1. /aws was being pre-pended to log groups in the resource detector, but that was fixed to no longer do that (which is the correct fix)
2. There is a question of whether to include the trailing :* in the log group ARN when recording it on the trace. It seems like the expected behavior is "it doesn't matter" because both such ARN formats are valid, however in practice only the ARN without the trailing :* works. I have just found the bug on our end here: https://github.com/open-telemetry/opentelemetry-collector-contrib/blob/8a821bb7829a23924edd2e23b22c6751277ab2ea/exporter/awsxrayexporter/internal/translator/aws.go#L272-L279

I will submit a fix for the bug so that both ARN formats work. The spec should stay as-is because the examples are still valid formats, just our parsing code is wrong.

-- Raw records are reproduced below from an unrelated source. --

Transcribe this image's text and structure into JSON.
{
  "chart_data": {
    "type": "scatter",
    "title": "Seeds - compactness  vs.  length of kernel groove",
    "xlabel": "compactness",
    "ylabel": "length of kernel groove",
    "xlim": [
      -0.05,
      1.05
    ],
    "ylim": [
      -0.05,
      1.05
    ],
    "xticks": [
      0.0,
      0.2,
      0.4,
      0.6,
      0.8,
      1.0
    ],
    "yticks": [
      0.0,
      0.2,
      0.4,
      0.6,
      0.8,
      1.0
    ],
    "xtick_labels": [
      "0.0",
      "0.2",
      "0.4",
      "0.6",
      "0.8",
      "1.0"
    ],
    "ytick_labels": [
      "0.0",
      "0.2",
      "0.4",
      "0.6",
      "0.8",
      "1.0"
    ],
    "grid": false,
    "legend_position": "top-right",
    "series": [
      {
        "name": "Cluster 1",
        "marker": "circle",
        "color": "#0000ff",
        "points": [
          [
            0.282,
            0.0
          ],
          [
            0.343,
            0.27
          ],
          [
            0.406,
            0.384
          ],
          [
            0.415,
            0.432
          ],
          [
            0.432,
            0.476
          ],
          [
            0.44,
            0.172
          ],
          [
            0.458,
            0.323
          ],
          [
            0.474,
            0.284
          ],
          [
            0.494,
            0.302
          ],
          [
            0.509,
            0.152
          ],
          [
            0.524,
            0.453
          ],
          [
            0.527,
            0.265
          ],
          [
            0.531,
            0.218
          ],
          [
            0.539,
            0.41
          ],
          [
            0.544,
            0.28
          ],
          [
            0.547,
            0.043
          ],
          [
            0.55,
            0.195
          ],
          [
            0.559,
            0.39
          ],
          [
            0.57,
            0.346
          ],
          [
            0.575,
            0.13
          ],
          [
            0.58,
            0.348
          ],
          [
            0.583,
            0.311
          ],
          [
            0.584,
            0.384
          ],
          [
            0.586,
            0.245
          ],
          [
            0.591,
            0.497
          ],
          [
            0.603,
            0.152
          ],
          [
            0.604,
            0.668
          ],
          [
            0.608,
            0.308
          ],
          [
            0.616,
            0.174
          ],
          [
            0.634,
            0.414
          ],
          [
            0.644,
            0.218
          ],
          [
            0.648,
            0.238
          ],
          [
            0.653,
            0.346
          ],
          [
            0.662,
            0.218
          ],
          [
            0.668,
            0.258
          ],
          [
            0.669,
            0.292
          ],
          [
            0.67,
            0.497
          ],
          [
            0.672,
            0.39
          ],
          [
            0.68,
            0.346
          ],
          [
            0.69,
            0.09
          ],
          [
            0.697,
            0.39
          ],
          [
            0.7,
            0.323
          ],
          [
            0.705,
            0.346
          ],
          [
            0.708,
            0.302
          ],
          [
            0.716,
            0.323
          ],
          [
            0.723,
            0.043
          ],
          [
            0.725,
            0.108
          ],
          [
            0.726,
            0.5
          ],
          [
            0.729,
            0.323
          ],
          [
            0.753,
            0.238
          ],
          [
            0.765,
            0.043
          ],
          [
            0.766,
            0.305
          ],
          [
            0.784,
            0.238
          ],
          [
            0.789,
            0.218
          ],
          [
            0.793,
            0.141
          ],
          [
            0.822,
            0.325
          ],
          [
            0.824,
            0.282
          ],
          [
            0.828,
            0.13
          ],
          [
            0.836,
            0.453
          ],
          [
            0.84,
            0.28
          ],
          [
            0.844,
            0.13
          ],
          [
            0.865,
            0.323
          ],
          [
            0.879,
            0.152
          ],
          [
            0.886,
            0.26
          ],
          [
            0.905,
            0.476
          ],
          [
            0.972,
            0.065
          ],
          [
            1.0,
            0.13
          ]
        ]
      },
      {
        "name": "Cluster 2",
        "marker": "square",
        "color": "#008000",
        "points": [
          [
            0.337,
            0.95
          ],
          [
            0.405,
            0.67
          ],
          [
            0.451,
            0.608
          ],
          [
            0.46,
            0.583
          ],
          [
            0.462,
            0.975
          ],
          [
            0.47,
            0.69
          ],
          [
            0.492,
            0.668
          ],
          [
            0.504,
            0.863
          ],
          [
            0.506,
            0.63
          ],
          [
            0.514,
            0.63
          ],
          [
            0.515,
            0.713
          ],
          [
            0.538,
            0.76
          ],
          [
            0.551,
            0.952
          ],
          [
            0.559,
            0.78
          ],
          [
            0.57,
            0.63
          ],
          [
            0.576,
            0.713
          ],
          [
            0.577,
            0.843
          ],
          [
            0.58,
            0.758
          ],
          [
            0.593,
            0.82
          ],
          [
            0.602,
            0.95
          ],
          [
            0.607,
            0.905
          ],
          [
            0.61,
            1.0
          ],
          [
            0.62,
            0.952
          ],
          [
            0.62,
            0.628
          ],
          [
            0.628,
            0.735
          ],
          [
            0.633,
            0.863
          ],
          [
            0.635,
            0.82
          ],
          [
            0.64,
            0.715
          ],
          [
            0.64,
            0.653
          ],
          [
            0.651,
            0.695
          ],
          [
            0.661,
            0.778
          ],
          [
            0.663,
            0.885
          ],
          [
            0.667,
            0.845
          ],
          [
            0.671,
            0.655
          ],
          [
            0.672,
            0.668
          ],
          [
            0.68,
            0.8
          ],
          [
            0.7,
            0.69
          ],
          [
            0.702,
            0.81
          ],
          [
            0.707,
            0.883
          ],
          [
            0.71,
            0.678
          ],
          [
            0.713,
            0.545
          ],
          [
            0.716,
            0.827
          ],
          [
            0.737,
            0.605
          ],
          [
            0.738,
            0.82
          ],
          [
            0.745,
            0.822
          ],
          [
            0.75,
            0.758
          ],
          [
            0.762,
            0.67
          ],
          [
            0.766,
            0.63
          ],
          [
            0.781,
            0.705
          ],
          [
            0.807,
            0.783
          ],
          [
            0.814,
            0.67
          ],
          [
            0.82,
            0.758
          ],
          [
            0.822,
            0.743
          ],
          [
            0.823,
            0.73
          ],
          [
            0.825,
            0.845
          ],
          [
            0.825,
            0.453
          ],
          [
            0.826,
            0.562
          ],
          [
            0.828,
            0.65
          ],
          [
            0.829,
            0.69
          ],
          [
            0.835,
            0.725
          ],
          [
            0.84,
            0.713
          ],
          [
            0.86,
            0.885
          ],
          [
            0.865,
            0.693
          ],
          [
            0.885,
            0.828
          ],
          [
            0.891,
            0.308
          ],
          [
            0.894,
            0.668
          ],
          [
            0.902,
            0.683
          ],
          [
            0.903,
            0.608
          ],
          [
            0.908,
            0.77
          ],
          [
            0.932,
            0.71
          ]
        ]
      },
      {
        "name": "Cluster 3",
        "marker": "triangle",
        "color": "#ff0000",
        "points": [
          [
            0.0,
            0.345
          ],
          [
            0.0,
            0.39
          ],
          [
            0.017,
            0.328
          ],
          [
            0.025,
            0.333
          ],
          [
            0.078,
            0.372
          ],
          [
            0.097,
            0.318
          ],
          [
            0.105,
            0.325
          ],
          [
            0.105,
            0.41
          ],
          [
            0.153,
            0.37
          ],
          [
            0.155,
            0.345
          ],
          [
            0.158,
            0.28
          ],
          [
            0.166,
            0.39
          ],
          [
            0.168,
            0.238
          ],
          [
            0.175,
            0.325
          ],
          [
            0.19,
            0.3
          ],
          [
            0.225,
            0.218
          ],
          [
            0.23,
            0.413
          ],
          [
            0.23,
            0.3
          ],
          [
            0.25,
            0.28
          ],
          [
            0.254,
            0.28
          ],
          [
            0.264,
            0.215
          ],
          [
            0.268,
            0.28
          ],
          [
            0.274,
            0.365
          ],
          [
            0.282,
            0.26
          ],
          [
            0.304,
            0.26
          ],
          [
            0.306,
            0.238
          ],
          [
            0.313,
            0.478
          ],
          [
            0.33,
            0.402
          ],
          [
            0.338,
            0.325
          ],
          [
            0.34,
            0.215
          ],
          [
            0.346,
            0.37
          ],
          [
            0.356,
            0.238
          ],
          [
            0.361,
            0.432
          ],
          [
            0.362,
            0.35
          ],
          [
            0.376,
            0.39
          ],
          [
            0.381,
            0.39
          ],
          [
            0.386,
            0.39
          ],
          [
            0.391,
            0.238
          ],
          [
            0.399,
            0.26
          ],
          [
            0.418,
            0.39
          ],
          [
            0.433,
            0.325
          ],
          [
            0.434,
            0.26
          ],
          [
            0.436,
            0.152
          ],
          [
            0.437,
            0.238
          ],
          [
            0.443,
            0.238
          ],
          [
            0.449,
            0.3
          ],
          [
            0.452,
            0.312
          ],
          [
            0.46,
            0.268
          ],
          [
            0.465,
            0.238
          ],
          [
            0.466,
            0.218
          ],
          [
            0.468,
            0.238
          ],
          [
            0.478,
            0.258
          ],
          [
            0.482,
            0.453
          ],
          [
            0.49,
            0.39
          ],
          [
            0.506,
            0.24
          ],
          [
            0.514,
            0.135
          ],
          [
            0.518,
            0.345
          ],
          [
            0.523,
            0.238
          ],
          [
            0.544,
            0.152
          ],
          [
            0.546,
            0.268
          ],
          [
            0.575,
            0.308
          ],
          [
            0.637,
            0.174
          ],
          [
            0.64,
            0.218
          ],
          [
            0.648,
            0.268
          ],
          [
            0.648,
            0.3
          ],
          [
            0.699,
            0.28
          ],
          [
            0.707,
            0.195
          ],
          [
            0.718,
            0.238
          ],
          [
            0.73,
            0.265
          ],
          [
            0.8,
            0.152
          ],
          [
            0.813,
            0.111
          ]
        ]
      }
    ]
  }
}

However, for now it would be best if the resource detectors could record the ARNs without the trailing :* so that everything still works while we wait for the fix to land.

[willarmiros]

Hi @mmanciop - I have opened the PR to address the :* issue on the X-Ray exporter side, and @jj22ee has left a few comments but approved. Would you mind addressing the comments so we can then merge?

[mmanciop]

@willarmiros I cannot push to @felixscheinost's branch (I have to push rights for his fork, which he used to open this PR), but I prepared the commit on https://github.com/lumigo-io/opentelemetry-java/tree/pr-for-felix .

[felixscheinost]

I addressed @jj22ee's comments and cherry-picked @mmanciop's additions.

[felixscheinost]

@willarmiros

However, for now it would be best if the resource detectors could record the ARNs without the trailing :* so that everything still works while we wait for the fix to land.

I pushed another commit which removes the trailing :* for now.

[jkwatson]

@willarmiros when you think this is ready, please approve and we can move forward. Thanks!